Wednesday, February 16, 2005
My son, Ethan, who just turned 9 years old, and I just watched "Coach Carter." You know, the movie with Samuel L. Jackson-who happens to be the coolest black man on the planet. The movie hits right on the nose about a couple of issues.
The gist of "Coach Carter," which is based on a true story, is that he takes an undisciplined group of teenage boys and instills some pride in them. Once the pride falls into place, things start to go well for this group of ghetto kids. One part that goes sour for these young men is their grades in the classroom. In response to the student's academic failings the coach locks the players out of the gym and cancels a couple of their crucial games. Prior to the season Coach Carter had given each of the players a contract to sign, which asked for their commitment to earn grades above the minimum requirements. The contract also called for them to dress appropriately and display pride in themselves and their actions.
I like Coach Carter. I think the world should be full of Coach Carters, implementing his beliefs and philosophies.
During his run at trying to turn this group of youngsters around, the coach runs into parents who basically try to negate everything the coach is doing. The parents and the community don't care about how these youngsters failed to have the pride to live up to the contract they signed.
Pride is an issue we struggle with here in the Lower Valley. Some kids believe they can't compete with the West Valleys, Zillahs and Hanfords of the world. Some take no pride in representing the team they are on.
The world of athletics holds many positives for youngsters. It teaches them how to win, lose, play fair and all that other good stuff. Youngsters learn through athletics that sometimes you don't win them all.
What some haven't learned is that it is wrong to not try your hardest. Without getting into specifics, how many times have we all seen lackluster efforts by our local sports teams? There is nothing wrong in losing, but the worst thing is to lose while not giving 100 percent.
How many times have we seen teams that aren't teams? How many showoffs are there nowadays?
The successful programs are the ones that instill pride on and off the athletic field in their students.
In "Coach Carter" there is a part in the movie where the parents think their kids should be able to play basketball even with failing grades. By the way, Carter benches the entire team when some of the players are failing classes. He did this because if one member of the team fails, the entire team fails.

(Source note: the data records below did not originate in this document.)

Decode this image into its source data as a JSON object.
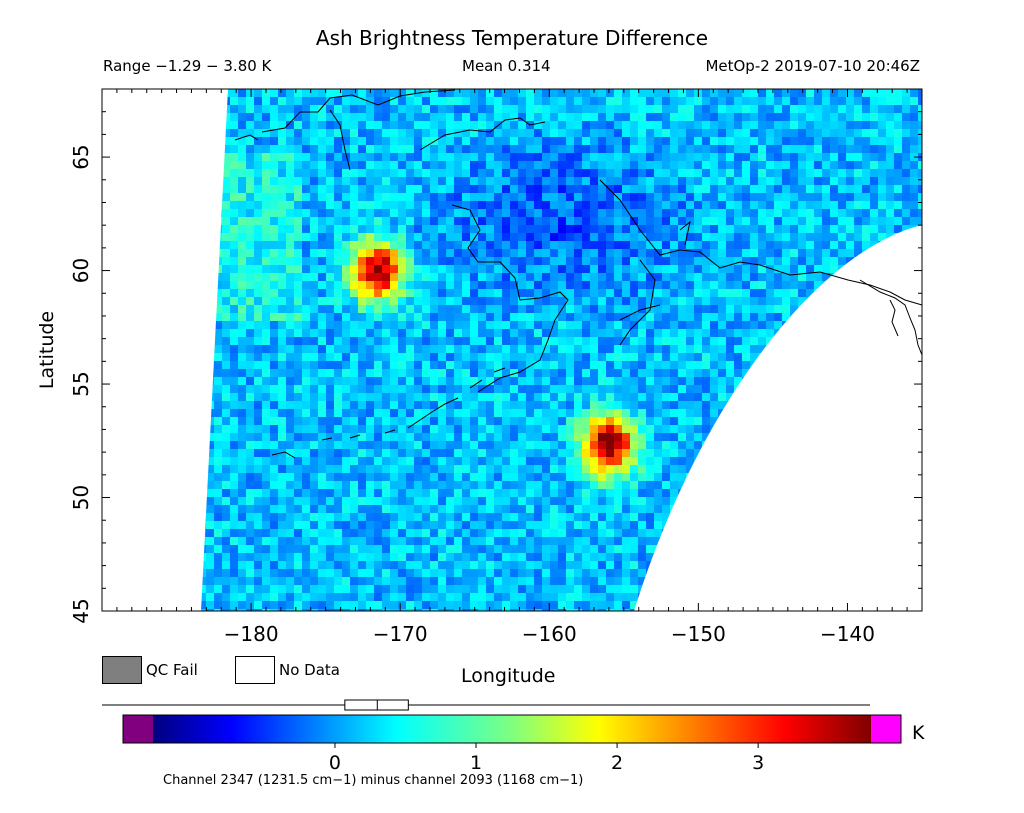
{
  "header": {
    "title": "Ash Brightness Temperature Difference",
    "range": "Range −1.29 − 3.80 K",
    "mean": "Mean 0.314",
    "satellite_time": "MetOp-2 2019-07-10 20:46Z"
  },
  "map": {
    "xlabel": "Longitude",
    "ylabel": "Latitude",
    "x_range": [
      -190,
      -135
    ],
    "y_range": [
      45,
      68
    ],
    "x_ticks": [
      -180,
      -170,
      -160,
      -150,
      -140
    ],
    "x_tick_labels": [
      "−180",
      "−170",
      "−160",
      "−150",
      "−140"
    ],
    "y_ticks": [
      45,
      50,
      55,
      60,
      65
    ],
    "y_tick_labels": [
      "45",
      "50",
      "55",
      "60",
      "65"
    ],
    "ash_plumes": [
      {
        "lon": -171.5,
        "lat": 60.0,
        "peak": 3.4
      },
      {
        "lon": -156.0,
        "lat": 52.3,
        "peak": 3.6
      }
    ],
    "background_value": 0.3
  },
  "legend": {
    "qc_fail_label": "QC Fail",
    "no_data_label": "No Data",
    "qc_color": "#7f7f7f",
    "no_data_color": "#ffffff"
  },
  "colorbar": {
    "min": -1.29,
    "max": 3.8,
    "ticks": [
      "0",
      "1",
      "2",
      "3"
    ],
    "tick_values": [
      0,
      1,
      2,
      3
    ],
    "unit": "K",
    "under_color": "#800080",
    "over_color": "#ff00ff",
    "box_range": [
      0.07,
      0.52
    ],
    "box_median": 0.3
  },
  "footnote": "Channel 2347 (1231.5 cm−1) minus channel 2093 (1168 cm−1)"
}
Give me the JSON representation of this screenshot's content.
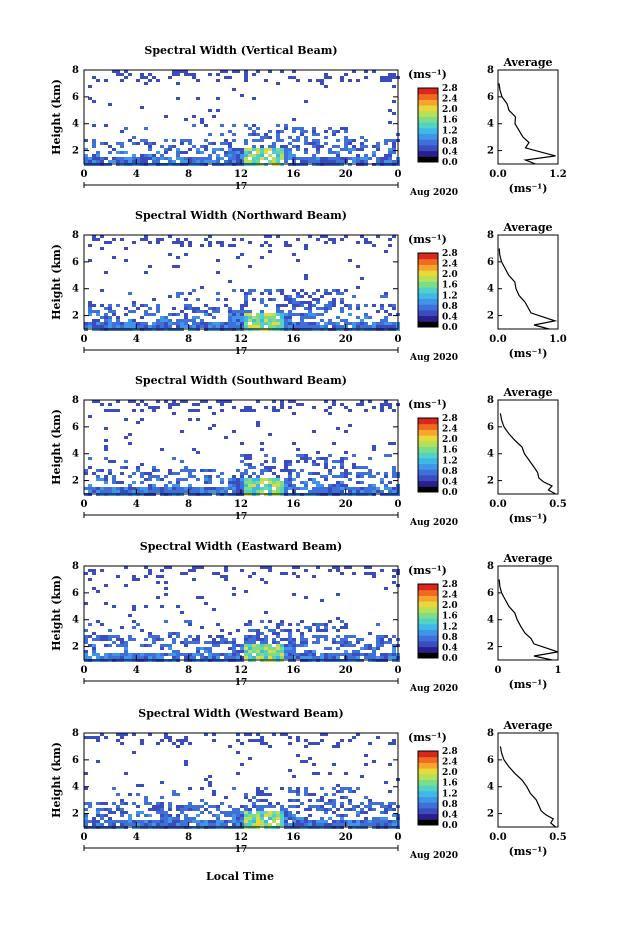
{
  "colors": {
    "colorbar": [
      "#000000",
      "#2a1f8c",
      "#3b4cc0",
      "#3f6fd8",
      "#3f95e8",
      "#3fb8e6",
      "#52d1c6",
      "#7ddc8a",
      "#b6e05a",
      "#e8d93a",
      "#f7a52c",
      "#f06a22",
      "#d8271c"
    ],
    "axis": "#000000",
    "profile_line": "#000000"
  },
  "figure": {
    "x_axis_label": "Local Time",
    "date_label": "Aug 2020",
    "day_label": "17",
    "y_axis_label": "Height (km)",
    "colorbar_unit": "(ms⁻¹)",
    "avg_xlabel": "(ms⁻¹)",
    "avg_title": "Average"
  },
  "chart_data": [
    {
      "type": "heatmap",
      "title": "Spectral Width (Vertical Beam)",
      "xlabel": "Local Time",
      "ylabel": "Height (km)",
      "x_ticks": [
        "0",
        "4",
        "8",
        "12",
        "16",
        "20",
        "0"
      ],
      "y_ticks": [
        "2",
        "4",
        "6",
        "8"
      ],
      "xlim": [
        0,
        24
      ],
      "ylim": [
        1,
        8
      ],
      "colorbar": {
        "ticks": [
          "0.0",
          "0.4",
          "0.8",
          "1.2",
          "1.6",
          "2.0",
          "2.4",
          "2.8"
        ],
        "range": [
          0,
          2.8
        ]
      },
      "average": {
        "title": "Average",
        "xlim": [
          0,
          1.2
        ],
        "x_ticks": [
          "0.0",
          "1.2"
        ],
        "y_ticks": [
          "2",
          "4",
          "6",
          "8"
        ],
        "heights": [
          1.0,
          1.3,
          1.6,
          1.9,
          2.2,
          2.6,
          3.0,
          3.5,
          4.0,
          4.5,
          5.0,
          5.5,
          6.0,
          6.5,
          7.0
        ],
        "values": [
          0.75,
          0.55,
          1.15,
          0.85,
          0.55,
          0.62,
          0.5,
          0.42,
          0.34,
          0.35,
          0.22,
          0.18,
          0.08,
          0.04,
          0.02
        ]
      }
    },
    {
      "type": "heatmap",
      "title": "Spectral Width (Northward Beam)",
      "xlabel": "Local Time",
      "ylabel": "Height (km)",
      "x_ticks": [
        "0",
        "4",
        "8",
        "12",
        "16",
        "20",
        "0"
      ],
      "y_ticks": [
        "2",
        "4",
        "6",
        "8"
      ],
      "xlim": [
        0,
        24
      ],
      "ylim": [
        1,
        8
      ],
      "colorbar": {
        "ticks": [
          "0.0",
          "0.4",
          "0.8",
          "1.2",
          "1.6",
          "2.0",
          "2.4",
          "2.8"
        ],
        "range": [
          0,
          2.8
        ]
      },
      "average": {
        "title": "Average",
        "xlim": [
          0,
          1.0
        ],
        "x_ticks": [
          "0.0",
          "1.0"
        ],
        "y_ticks": [
          "2",
          "4",
          "6",
          "8"
        ],
        "heights": [
          1.0,
          1.3,
          1.6,
          1.9,
          2.2,
          2.6,
          3.0,
          3.5,
          4.0,
          4.5,
          5.0,
          5.5,
          6.0,
          6.5,
          7.0
        ],
        "values": [
          0.85,
          0.6,
          0.95,
          0.75,
          0.55,
          0.5,
          0.45,
          0.35,
          0.3,
          0.28,
          0.18,
          0.12,
          0.06,
          0.03,
          0.02
        ]
      }
    },
    {
      "type": "heatmap",
      "title": "Spectral Width (Southward Beam)",
      "xlabel": "Local Time",
      "ylabel": "Height (km)",
      "x_ticks": [
        "0",
        "4",
        "8",
        "12",
        "16",
        "20",
        "0"
      ],
      "y_ticks": [
        "2",
        "4",
        "6",
        "8"
      ],
      "xlim": [
        0,
        24
      ],
      "ylim": [
        1,
        8
      ],
      "colorbar": {
        "ticks": [
          "0.0",
          "0.4",
          "0.8",
          "1.2",
          "1.6",
          "2.0",
          "2.4",
          "2.8"
        ],
        "range": [
          0,
          2.8
        ]
      },
      "average": {
        "title": "Average",
        "xlim": [
          0,
          0.5
        ],
        "x_ticks": [
          "0.0",
          "0.5"
        ],
        "y_ticks": [
          "2",
          "4",
          "6",
          "8"
        ],
        "heights": [
          1.0,
          1.3,
          1.6,
          1.9,
          2.2,
          2.6,
          3.0,
          3.5,
          4.0,
          4.5,
          5.0,
          5.5,
          6.0,
          6.5,
          7.0
        ],
        "values": [
          0.48,
          0.42,
          0.45,
          0.38,
          0.34,
          0.33,
          0.3,
          0.26,
          0.22,
          0.2,
          0.14,
          0.09,
          0.05,
          0.03,
          0.02
        ]
      }
    },
    {
      "type": "heatmap",
      "title": "Spectral Width (Eastward Beam)",
      "xlabel": "Local Time",
      "ylabel": "Height (km)",
      "x_ticks": [
        "0",
        "4",
        "8",
        "12",
        "16",
        "20",
        "0"
      ],
      "y_ticks": [
        "2",
        "4",
        "6",
        "8"
      ],
      "xlim": [
        0,
        24
      ],
      "ylim": [
        1,
        8
      ],
      "colorbar": {
        "ticks": [
          "0.0",
          "0.4",
          "0.8",
          "1.2",
          "1.6",
          "2.0",
          "2.4",
          "2.8"
        ],
        "range": [
          0,
          2.8
        ]
      },
      "average": {
        "title": "Average",
        "xlim": [
          0,
          1.0
        ],
        "x_ticks": [
          "0",
          "1"
        ],
        "y_ticks": [
          "2",
          "4",
          "6",
          "8"
        ],
        "heights": [
          1.0,
          1.3,
          1.6,
          1.9,
          2.2,
          2.6,
          3.0,
          3.5,
          4.0,
          4.5,
          5.0,
          5.5,
          6.0,
          6.5,
          7.0
        ],
        "values": [
          0.9,
          0.6,
          1.0,
          0.8,
          0.6,
          0.55,
          0.45,
          0.38,
          0.32,
          0.28,
          0.18,
          0.12,
          0.06,
          0.03,
          0.02
        ]
      }
    },
    {
      "type": "heatmap",
      "title": "Spectral Width (Westward Beam)",
      "xlabel": "Local Time",
      "ylabel": "Height (km)",
      "x_ticks": [
        "0",
        "4",
        "8",
        "12",
        "16",
        "20",
        "0"
      ],
      "y_ticks": [
        "2",
        "4",
        "6",
        "8"
      ],
      "xlim": [
        0,
        24
      ],
      "ylim": [
        1,
        8
      ],
      "colorbar": {
        "ticks": [
          "0.0",
          "0.4",
          "0.8",
          "1.2",
          "1.6",
          "2.0",
          "2.4",
          "2.8"
        ],
        "range": [
          0,
          2.8
        ]
      },
      "average": {
        "title": "Average",
        "xlim": [
          0,
          0.5
        ],
        "x_ticks": [
          "0.0",
          "0.5"
        ],
        "y_ticks": [
          "2",
          "4",
          "6",
          "8"
        ],
        "heights": [
          1.0,
          1.3,
          1.6,
          1.9,
          2.2,
          2.6,
          3.0,
          3.5,
          4.0,
          4.5,
          5.0,
          5.5,
          6.0,
          6.5,
          7.0
        ],
        "values": [
          0.48,
          0.44,
          0.46,
          0.4,
          0.36,
          0.34,
          0.32,
          0.27,
          0.24,
          0.2,
          0.14,
          0.09,
          0.05,
          0.03,
          0.02
        ]
      }
    }
  ]
}
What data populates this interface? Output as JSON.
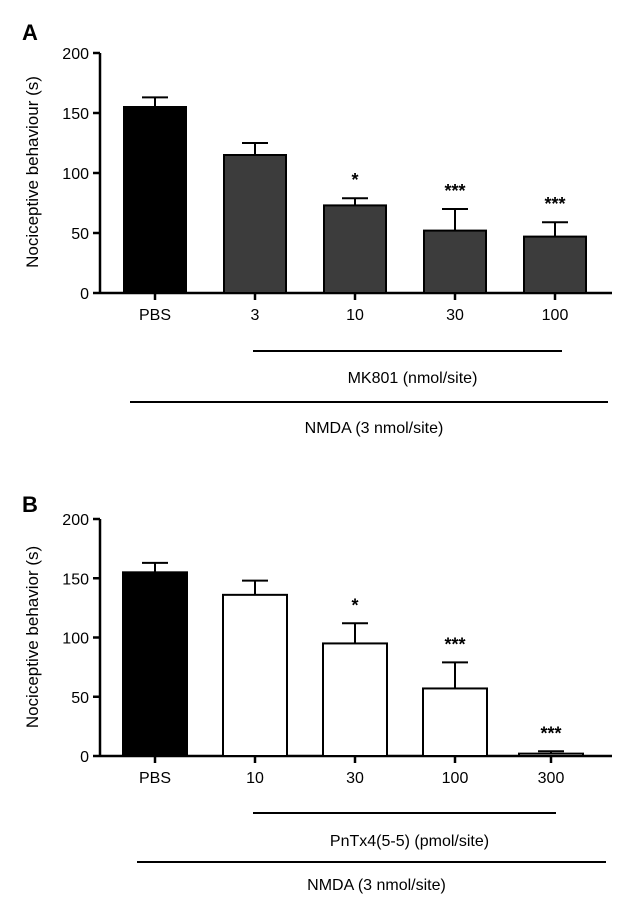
{
  "colors": {
    "pbs": "#000000",
    "drugA": "#3c3c3c",
    "drugB": "#ffffff",
    "axis": "#000000"
  },
  "chart_data": [
    {
      "panel": "A",
      "type": "bar",
      "ylabel": "Nociceptive behaviour  (s)",
      "xlabel": "",
      "ylim": [
        0,
        200
      ],
      "yticks": [
        "0",
        "50",
        "100",
        "150",
        "200"
      ],
      "categories": [
        "PBS",
        "3",
        "10",
        "30",
        "100"
      ],
      "values": [
        155,
        115,
        73,
        52,
        47
      ],
      "errors": [
        8,
        10,
        6,
        18,
        12
      ],
      "significance": [
        "",
        "",
        "*",
        "***",
        "***"
      ],
      "fills": [
        "pbs",
        "drugA",
        "drugA",
        "drugA",
        "drugA"
      ],
      "group_labels": [
        {
          "text": "MK801 (nmol/site)",
          "span": [
            1,
            4
          ]
        },
        {
          "text": "NMDA (3 nmol/site)",
          "span": [
            0,
            4
          ]
        }
      ]
    },
    {
      "panel": "B",
      "type": "bar",
      "ylabel": "Nociceptive behavior (s)",
      "xlabel": "",
      "ylim": [
        0,
        200
      ],
      "yticks": [
        "0",
        "50",
        "100",
        "150",
        "200"
      ],
      "categories": [
        "PBS",
        "10",
        "30",
        "100",
        "300"
      ],
      "values": [
        155,
        136,
        95,
        57,
        2
      ],
      "errors": [
        8,
        12,
        17,
        22,
        2
      ],
      "significance": [
        "",
        "",
        "*",
        "***",
        "***"
      ],
      "fills": [
        "pbs",
        "drugB",
        "drugB",
        "drugB",
        "drugB"
      ],
      "group_labels": [
        {
          "text": "PnTx4(5-5) (pmol/site)",
          "span": [
            1,
            4
          ]
        },
        {
          "text": "NMDA (3 nmol/site)",
          "span": [
            0,
            4
          ]
        }
      ]
    }
  ]
}
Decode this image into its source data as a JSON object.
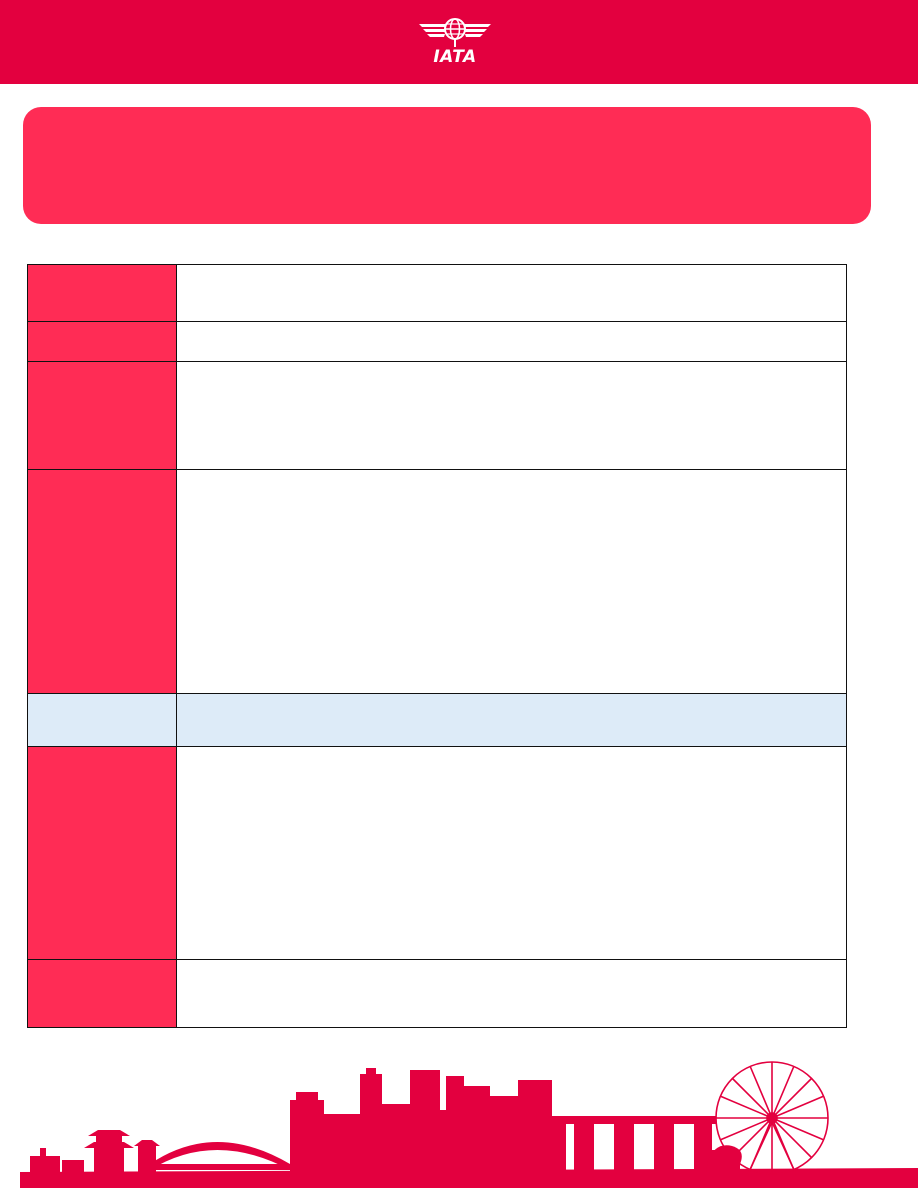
{
  "header": {
    "logo_text": "IATA",
    "logo_icon": "iata-globe-wings-icon",
    "brand_color": "#e3003f"
  },
  "banner": {
    "color": "#ff2c55"
  },
  "table": {
    "rows": [
      {
        "label": "",
        "value": ""
      },
      {
        "label": "",
        "value": ""
      },
      {
        "label": "",
        "value": ""
      },
      {
        "label": "",
        "value": ""
      },
      {
        "label": "",
        "value": ""
      },
      {
        "label": "",
        "value": ""
      },
      {
        "label": "",
        "value": ""
      }
    ],
    "label_color": "#ff2c55",
    "highlight_color": "#ddebf8"
  },
  "footer": {
    "illustration": "singapore-skyline-illustration",
    "color": "#e3003f"
  }
}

There are parents and people in this world who think that just because a child is gifted athletically, none of the rules should apply to them. What a foolish, misguided line of thinking. Participating in athletics is a privilege, a privilege more of our youngsters should take part in. But, the work in the classroom comes before the work on the athletic field. The worst thing we can do for youngsters is make excuses for them or allow them a free pass because of their physical abilities.
Student athletes need to understand they not only have a commitment to their teammates to maintain their grades, as well as their performance on and off the field, they also have a commitment to themselves to expect the very best in everything they do.
The lessons in school and in the athletic arena carry over into life.
Imagine working for a company where not everyone gives their best or understands the meaning of teamwork. I have had a couple of jobs where the teamwork side of things have been lacking. It makes for a less than successful experience.
I love talking to the likes of Scott Linehan, Ken Potter and all those guys from the good old days in Sunnyside. Even Shag Williams, coach of the Davis Pirates boys basketball team told me the same thing-success is about having pride and believing in yourself. Success was expected of these people when they were youngsters and look where they are today.
We need to start expecting success, encouraging and breeding pride in our youngsters and even some adults in the community. When we start nurturing and breathing life into the thoughts of success the time will finally come when we are all successful.